Jakarta, IDN Times - Peristiwa kebakaran hutan dan lahan (Karhutla) terjadi di beberapa wilayah Sumatera dan Kalimantan. Kepala Biro Penerangan Masyarakat (Karo Penmas) Divisi Humas Mabes Polri, Brigjen Pol Dedi Prasetyo, mengatakan ada beberapa kendala dalam mengatasi peristiwa itu.

"Kendalanya adalah air. Lokasinya cukup jauh (dari pusat air) dan memang saat ini kemarau el nino atau kering. Kadar air hutan-hutan itu sudah sangat langka dan kering. Apalagi di (lahan) gambut, tingkat kekeringannya itu tinggi," kata Dedi di Bareskrim Mabes Polri, Jakarta Selatan, Senin (16/9).

Baca Juga: Jokowi Minta Semua Pihak Gerak Cepat Tangani Kebakaran Hutan di Riau

1. Titik api mengalami penurunan

ANTARA FOTO/Mushaful Imam

Dedi menjelaskan, dalam mengatasi karhutla, pihaknya sudah mengerahkan satuan tugas (satgas) di wilayah yang terdampak. Hal itu juga dibantu dengan Badan Penanggulangan Bencana Daerah (BPBD), dan Pemerintah Daerah.

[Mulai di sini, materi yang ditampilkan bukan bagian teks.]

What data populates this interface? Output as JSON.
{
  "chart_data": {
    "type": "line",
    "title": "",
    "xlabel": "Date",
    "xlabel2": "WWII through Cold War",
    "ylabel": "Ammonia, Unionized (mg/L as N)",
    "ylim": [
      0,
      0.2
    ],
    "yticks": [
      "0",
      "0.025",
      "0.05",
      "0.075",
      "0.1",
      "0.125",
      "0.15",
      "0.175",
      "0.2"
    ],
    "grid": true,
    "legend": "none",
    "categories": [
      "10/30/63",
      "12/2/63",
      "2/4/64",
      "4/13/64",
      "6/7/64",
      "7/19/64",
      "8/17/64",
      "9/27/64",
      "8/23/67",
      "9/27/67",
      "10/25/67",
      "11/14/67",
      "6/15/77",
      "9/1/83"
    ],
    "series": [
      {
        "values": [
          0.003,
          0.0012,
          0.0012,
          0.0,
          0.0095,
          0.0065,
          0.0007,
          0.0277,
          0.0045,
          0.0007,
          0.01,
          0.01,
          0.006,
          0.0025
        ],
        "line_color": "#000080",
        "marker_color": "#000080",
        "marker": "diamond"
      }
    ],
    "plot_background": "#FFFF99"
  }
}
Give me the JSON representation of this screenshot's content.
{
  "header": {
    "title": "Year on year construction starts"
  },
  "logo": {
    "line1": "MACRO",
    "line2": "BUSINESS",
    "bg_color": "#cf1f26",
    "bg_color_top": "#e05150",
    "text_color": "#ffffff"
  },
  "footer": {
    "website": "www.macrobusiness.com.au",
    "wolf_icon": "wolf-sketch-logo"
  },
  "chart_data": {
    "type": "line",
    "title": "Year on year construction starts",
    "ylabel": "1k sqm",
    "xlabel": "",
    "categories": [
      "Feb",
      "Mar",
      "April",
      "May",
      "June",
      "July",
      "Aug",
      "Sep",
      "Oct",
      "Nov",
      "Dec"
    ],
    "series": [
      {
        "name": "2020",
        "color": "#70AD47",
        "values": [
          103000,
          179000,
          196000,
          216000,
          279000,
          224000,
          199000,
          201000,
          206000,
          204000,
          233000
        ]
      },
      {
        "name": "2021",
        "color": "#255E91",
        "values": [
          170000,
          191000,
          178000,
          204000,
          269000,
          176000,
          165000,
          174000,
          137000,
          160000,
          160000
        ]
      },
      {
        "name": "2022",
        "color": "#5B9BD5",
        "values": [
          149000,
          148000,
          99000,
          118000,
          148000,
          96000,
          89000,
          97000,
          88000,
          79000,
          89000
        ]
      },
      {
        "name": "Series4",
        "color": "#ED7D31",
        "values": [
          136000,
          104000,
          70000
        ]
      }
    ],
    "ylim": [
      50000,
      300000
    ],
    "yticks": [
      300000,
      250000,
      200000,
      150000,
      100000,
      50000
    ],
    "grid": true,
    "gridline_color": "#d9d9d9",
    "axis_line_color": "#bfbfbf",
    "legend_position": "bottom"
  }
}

Pihak-pihak itu pertama kali akan memetakan wilayah-wilayah yang mengalami kebakaran. Selanjutnya mereka akan memantau titik api atau hot spot dengan menggunakan satelit.

''Sebenarnya kemarin sudah mengalami penurunan. (Yang tadinya) 600 titik api lebih, ini (jadi) 350-400 titik api. Kebakarannya kecil, jumlahnya cukup banyak," jelas Dedi.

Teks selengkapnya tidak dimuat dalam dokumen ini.